Pat Metheny’s presence in Joni Mitchell’s touring band is one among his rare appearances as a sideman to an artist from outside the jazz world. Well before his 1979 gig as Mitchell’s lead guitarist, Pat Metheny had in place a sound and style very much his own. Throughout much of the show, he presses his well-known tone—via a Gibson ES-175 into a pair of clean Acoustic combos, gently enhanced with asymmetrical delay settings—into the service of songs distant from his own.
Joni Mitchell
Joni Mitchell and Pat Metheny, “Furry Sings the Blues,” from Shadows and Light (1980)–Part 1
Joni Mitchell’s “Shadows and Light” is a brilliant performance document that brings together stage translations of the singer/songwriter/guitarist’s mid-70s period.
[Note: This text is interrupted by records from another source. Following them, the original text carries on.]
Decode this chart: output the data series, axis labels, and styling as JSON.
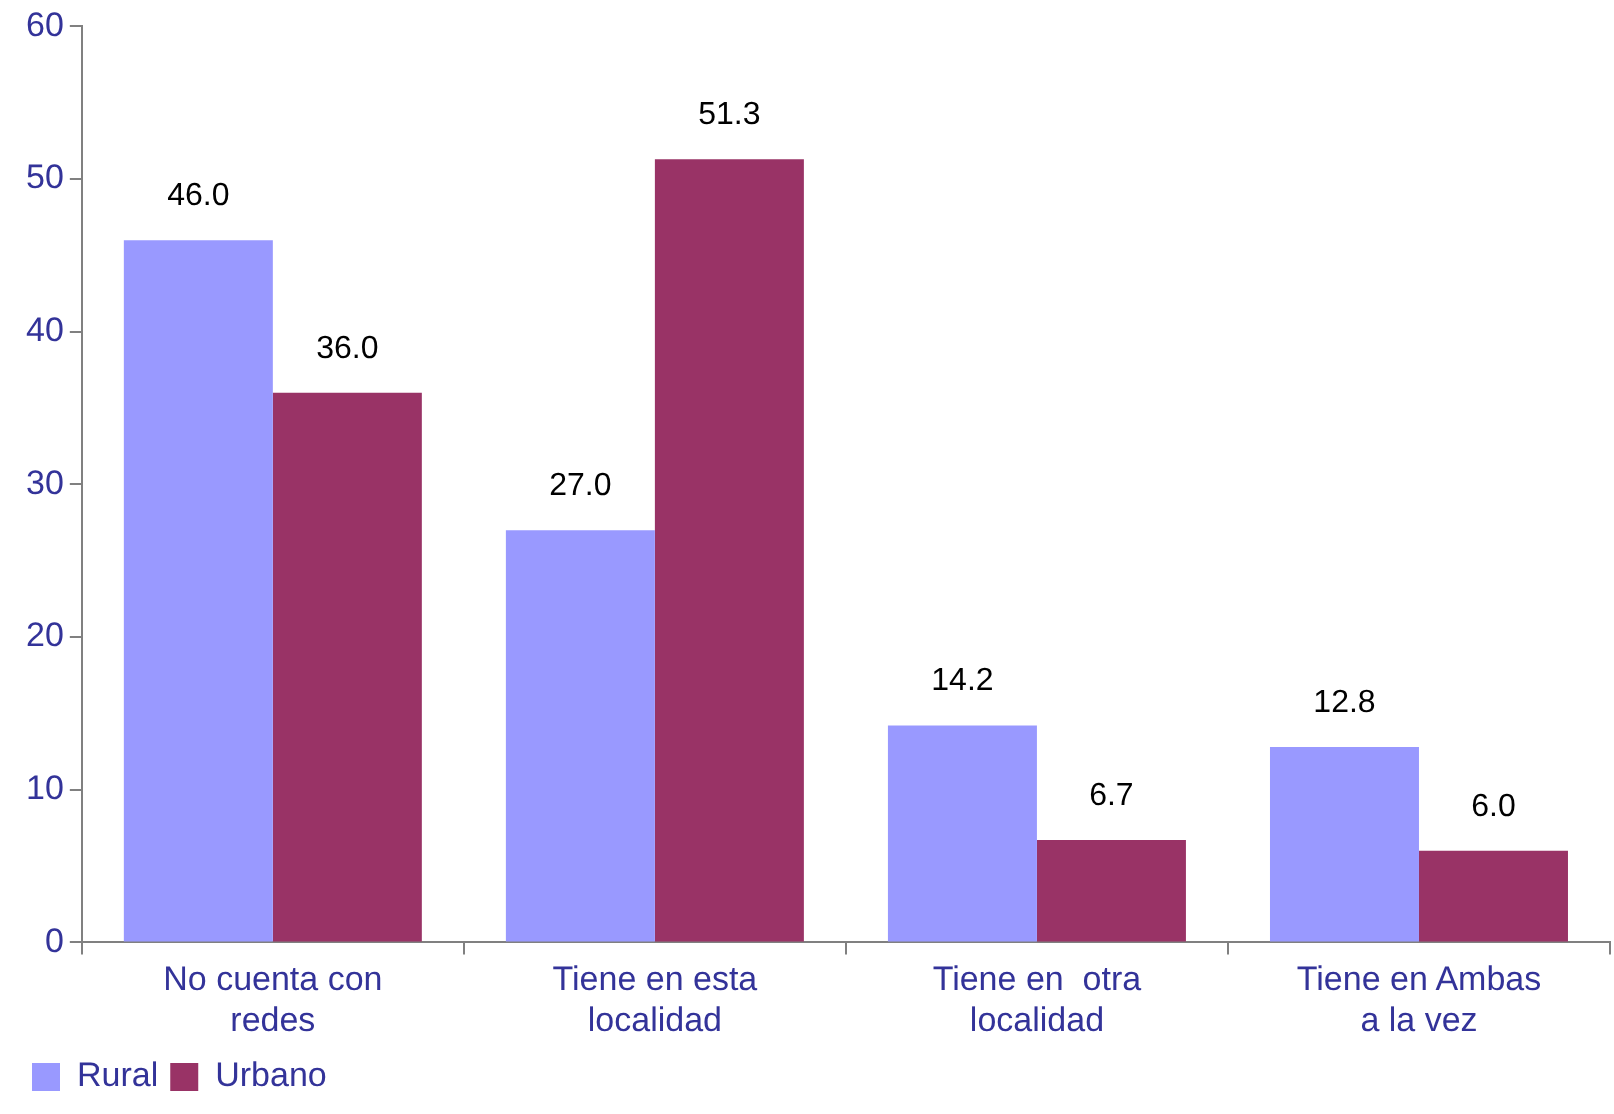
{
  "chart_data": {
    "type": "bar",
    "categories": [
      "No cuenta con redes",
      "Tiene en esta localidad",
      "Tiene en  otra localidad",
      "Tiene en Ambas a la vez"
    ],
    "series": [
      {
        "name": "Rural",
        "color": "#9999ff",
        "values": [
          46.0,
          27.0,
          14.2,
          12.8
        ],
        "value_labels": [
          "46.0",
          "27.0",
          "14.2",
          "12.8"
        ]
      },
      {
        "name": "Urbano",
        "color": "#993366",
        "values": [
          36.0,
          51.3,
          6.7,
          6.0
        ],
        "value_labels": [
          "36.0",
          "51.3",
          "6.7",
          "6.0"
        ]
      }
    ],
    "ylim": [
      0,
      60
    ],
    "yticks": [
      0,
      10,
      20,
      30,
      40,
      50,
      60
    ],
    "grid": false,
    "legend": "bottom left"
  }
}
During this interval, Mitchell released one after another adventurous album: Court and Spark (1974), The Hissing of Summer Lawns (1975), Hejira (1976), Don Juan’s Reckless Daughter (1977), and Mingus (1979). In contrast to the folk and softer rock leanings of her earlier recordings, the brief on this sequence of albums was strongly informed by jazz, and Mitchell brought aboard some of the most cutting-edge jazz musicians of the era, perhaps most notably electric bass innovator and virtuoso Jaco Pastorius.
Although Mitchell herself is the essential guitar presence on her albums, she invited occasional additions from jazz-rock lead player Larry Carlton and Robben Ford. By the time of the late 1979 gigs that led to Shadows and Light, her live band included one of the most innovative young jazz guitarists of the time: Pat Metheny. Four years out from his 1976 debut and close to the cusp of releasing American Garage, Metheny was in what have proven to be rare circumstances in his lengthy and still-evolving career.